A Nationwide Problem
The fines Sandy faces are particularly egregious, but she’s far from the only American to be crushed by sky-high code citations. A 2017 report by the U.S. Commission on Civil Rights revealed how municipal fines and fees abuse is a nationwide problem. And the issue is likely to only get worse in the near future, as municipalities look for quick ways to make up for revenue shortfalls in the slowed economy.
IJ is the nation’s leader in litigating against excessive fines and code enforcement abuse. IJ litigation led to the U.S. Supreme Court’s landmark decision in Timbs v. Indiana, in which the Court held that the U.S. Constitution’s protection against excessive fines applies to state and local governments. And IJ has represented numerous people trapped by abusive code enforcement practices, including:
- A Dunedin, Florida, man whose code enforcement board wants to foreclose on his home because the grass was too tall.
- A Miami Shores, Florida, couple who faced daily fines for wanting to grow vegetables in their front-yard garden.
- An Eagle, Wisconsin, couple facing nearly $90,000 in fines for parking trucks on their rural property.
- Residents of Norco and Indio, California, where local governments established a set of unconstitutional profit incentives for private attorneys to prosecute code enforcement cases.

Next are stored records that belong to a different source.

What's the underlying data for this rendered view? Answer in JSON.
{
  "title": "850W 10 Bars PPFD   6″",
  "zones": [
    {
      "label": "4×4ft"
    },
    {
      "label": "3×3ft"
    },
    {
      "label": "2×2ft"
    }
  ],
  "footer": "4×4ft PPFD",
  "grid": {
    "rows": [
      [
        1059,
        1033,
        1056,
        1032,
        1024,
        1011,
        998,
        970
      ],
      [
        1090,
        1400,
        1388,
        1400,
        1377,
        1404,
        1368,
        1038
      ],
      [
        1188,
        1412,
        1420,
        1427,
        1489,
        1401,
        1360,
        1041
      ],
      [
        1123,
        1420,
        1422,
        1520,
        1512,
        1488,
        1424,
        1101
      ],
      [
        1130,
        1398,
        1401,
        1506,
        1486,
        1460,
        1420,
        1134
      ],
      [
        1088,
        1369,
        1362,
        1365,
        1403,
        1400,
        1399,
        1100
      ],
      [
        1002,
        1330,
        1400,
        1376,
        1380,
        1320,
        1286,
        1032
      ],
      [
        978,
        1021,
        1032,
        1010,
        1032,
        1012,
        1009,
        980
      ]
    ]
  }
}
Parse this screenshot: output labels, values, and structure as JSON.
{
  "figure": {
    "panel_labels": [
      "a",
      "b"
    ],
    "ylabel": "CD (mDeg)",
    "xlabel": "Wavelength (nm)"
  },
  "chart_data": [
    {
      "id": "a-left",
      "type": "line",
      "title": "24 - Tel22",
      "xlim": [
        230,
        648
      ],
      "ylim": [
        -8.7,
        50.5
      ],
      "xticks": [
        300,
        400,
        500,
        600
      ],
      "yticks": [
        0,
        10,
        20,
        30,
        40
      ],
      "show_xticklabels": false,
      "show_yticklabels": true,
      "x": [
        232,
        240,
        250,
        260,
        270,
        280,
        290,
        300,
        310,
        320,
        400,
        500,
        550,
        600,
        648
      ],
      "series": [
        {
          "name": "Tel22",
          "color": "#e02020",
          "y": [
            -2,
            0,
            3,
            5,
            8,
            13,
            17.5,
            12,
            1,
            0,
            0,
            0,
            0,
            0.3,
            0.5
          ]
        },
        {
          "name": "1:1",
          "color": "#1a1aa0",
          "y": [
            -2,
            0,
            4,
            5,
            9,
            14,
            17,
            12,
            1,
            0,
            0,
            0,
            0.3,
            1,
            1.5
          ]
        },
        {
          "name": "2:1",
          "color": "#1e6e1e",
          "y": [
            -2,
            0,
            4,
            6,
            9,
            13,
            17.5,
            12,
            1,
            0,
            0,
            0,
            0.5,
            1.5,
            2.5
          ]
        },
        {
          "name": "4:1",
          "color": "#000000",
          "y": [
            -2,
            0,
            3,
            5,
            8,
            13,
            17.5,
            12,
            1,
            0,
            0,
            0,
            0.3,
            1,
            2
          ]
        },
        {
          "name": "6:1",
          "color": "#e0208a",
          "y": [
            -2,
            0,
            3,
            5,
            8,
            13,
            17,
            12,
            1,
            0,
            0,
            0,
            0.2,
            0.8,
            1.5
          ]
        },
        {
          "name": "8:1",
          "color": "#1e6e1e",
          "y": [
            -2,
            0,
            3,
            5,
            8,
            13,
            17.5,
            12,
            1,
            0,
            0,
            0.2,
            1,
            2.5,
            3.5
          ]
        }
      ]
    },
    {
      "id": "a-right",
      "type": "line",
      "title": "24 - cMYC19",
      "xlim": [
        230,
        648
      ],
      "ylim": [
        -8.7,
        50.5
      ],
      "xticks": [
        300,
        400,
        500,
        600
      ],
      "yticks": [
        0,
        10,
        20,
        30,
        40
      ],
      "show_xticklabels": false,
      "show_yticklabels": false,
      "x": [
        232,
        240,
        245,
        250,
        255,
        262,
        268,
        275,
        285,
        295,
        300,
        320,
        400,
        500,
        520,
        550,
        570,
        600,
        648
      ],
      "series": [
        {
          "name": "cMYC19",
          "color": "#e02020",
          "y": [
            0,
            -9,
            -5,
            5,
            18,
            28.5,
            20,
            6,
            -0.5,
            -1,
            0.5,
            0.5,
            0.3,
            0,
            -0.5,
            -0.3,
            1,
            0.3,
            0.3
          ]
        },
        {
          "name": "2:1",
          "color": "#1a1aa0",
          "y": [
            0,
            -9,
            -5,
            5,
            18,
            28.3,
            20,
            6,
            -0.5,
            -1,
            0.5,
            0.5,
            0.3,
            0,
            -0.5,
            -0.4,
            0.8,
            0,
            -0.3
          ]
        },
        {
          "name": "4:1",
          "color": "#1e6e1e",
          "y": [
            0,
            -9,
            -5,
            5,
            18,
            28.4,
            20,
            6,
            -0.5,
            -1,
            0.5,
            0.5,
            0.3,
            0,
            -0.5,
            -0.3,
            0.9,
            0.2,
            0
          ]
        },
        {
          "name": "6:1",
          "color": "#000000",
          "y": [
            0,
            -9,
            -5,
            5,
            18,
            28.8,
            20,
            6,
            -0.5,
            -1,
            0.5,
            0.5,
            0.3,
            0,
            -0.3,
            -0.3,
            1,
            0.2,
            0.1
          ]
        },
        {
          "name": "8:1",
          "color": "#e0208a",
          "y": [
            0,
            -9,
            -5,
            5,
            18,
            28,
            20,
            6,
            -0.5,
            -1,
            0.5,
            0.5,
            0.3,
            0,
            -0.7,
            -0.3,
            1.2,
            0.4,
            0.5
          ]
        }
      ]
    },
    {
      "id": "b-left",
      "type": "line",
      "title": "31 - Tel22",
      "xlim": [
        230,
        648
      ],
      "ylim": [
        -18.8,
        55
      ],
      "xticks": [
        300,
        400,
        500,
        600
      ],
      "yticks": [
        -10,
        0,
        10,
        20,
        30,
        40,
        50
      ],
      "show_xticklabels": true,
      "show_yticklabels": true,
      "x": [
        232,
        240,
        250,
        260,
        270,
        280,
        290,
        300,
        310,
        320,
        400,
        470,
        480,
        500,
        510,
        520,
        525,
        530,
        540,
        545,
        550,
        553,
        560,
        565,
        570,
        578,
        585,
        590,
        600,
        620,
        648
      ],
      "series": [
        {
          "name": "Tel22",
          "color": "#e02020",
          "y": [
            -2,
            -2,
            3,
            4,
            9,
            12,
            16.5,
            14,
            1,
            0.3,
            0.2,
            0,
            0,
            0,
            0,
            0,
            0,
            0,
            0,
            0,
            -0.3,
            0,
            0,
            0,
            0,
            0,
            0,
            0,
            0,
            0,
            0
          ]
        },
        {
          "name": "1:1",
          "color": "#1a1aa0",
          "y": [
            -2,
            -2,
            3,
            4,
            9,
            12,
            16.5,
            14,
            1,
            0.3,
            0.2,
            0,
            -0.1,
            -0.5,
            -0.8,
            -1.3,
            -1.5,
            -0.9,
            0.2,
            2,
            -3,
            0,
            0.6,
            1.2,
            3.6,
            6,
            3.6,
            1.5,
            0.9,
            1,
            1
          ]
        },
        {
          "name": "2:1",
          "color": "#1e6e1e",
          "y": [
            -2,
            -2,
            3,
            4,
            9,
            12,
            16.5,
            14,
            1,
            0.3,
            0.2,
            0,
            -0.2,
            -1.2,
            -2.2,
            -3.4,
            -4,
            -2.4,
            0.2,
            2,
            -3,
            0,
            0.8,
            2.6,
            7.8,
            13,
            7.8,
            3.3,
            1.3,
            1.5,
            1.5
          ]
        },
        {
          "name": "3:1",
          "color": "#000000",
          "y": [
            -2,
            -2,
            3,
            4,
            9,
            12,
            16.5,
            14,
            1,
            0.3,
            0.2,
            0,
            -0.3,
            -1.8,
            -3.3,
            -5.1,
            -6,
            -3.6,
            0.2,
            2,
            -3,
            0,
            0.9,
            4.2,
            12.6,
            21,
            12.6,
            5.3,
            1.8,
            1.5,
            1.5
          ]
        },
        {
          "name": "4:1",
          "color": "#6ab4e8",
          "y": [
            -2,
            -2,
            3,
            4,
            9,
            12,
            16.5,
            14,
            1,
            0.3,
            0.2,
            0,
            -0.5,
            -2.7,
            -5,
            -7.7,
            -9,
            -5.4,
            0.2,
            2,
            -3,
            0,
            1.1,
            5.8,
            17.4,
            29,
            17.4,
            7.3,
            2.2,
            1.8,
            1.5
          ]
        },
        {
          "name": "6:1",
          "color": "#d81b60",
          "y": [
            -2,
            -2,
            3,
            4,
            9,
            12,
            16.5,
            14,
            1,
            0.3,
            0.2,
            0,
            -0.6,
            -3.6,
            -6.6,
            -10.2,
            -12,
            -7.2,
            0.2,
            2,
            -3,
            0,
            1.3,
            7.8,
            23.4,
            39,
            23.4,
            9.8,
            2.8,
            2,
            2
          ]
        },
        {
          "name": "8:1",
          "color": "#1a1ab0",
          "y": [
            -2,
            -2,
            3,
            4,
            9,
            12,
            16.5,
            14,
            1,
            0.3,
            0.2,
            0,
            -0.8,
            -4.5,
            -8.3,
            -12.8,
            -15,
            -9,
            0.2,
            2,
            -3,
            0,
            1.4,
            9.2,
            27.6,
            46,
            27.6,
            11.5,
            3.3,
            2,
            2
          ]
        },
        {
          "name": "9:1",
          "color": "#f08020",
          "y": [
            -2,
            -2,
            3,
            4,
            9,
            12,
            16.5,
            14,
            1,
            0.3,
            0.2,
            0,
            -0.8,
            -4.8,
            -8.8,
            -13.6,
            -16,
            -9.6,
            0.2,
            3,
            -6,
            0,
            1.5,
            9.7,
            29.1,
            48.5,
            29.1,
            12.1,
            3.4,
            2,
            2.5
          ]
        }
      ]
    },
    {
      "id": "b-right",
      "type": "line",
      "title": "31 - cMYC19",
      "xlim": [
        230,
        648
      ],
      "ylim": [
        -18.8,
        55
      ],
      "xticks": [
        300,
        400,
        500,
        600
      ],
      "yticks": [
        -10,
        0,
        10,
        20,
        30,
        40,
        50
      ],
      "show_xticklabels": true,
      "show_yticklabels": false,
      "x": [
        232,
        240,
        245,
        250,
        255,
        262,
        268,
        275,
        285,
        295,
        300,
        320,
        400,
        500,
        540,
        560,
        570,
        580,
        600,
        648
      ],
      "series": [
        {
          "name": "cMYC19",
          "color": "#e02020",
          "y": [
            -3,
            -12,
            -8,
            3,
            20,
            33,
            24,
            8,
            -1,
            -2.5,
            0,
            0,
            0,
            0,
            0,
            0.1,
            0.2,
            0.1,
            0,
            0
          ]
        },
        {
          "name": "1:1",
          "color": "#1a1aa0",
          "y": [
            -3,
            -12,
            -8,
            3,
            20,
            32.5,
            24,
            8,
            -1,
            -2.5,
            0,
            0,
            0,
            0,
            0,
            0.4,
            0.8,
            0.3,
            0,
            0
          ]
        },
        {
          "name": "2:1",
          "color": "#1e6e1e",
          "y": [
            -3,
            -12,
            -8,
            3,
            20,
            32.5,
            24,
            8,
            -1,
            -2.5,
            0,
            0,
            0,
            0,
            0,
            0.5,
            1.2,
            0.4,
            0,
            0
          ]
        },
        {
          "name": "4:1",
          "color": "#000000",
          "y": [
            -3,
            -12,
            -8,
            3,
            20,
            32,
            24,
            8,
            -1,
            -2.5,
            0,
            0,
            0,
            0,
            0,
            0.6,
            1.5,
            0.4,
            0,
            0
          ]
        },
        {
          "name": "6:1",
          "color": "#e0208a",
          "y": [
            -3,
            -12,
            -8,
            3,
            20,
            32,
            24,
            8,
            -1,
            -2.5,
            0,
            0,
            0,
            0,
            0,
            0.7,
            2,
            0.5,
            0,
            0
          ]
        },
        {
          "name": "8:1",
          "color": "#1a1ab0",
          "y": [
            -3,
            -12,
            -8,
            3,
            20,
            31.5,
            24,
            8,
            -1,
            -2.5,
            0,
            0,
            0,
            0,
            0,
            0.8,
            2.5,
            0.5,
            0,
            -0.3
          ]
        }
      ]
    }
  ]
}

- Residents of Pagedale, Missouri, and Doraville, Georgia, whose local governments planned to balance the municipal budget through systematic code enforcement of trivial violations.
IJ has also conducted research into cities that relied heavily on fines and fees to balance their budgets in “The Price of Taxation by Citation.” The 2019 study showed that heavy reliance on fines and fees reduces community trust, a finding that indicates that cities may pay a price for this behavior. And in 2020, IJ released a 50-state survey of state laws governing municipal fines and fees and how they may encourage abusive behavior.
Our constitutional protection against excessive fines is designed to prohibit precisely the sort of abuse homeowners like Sandy face. Her case will lay a legal steppingstone for others similarly victimized across the Sunshine State and beyond.
The Litigation Team
The case is being litigated by IJ Attorney Ari Bargil and IJ Law & Liberty Fellow Mike Greenberg.
About the Institute for Justice
Founded in 1991, the Institute for Justice is a public-interest non-profit law firm leading the fight against abusive fines and fees. IJ litigates in the courts of law and in the court of public opinion to defend free speech, economic liberty, educational choice, and property rights. IJ has filed lawsuits defending the rights of homeowners against unconstitutional code enforcement practices all over the country.
[1] Fla. Const. art. I, § 17.
[2] Amos v. Gunn, 94 So. 615 (Fla. 1922).
[3] Hale v. Morgan, 584 P.2d 512 (Cal. 1978).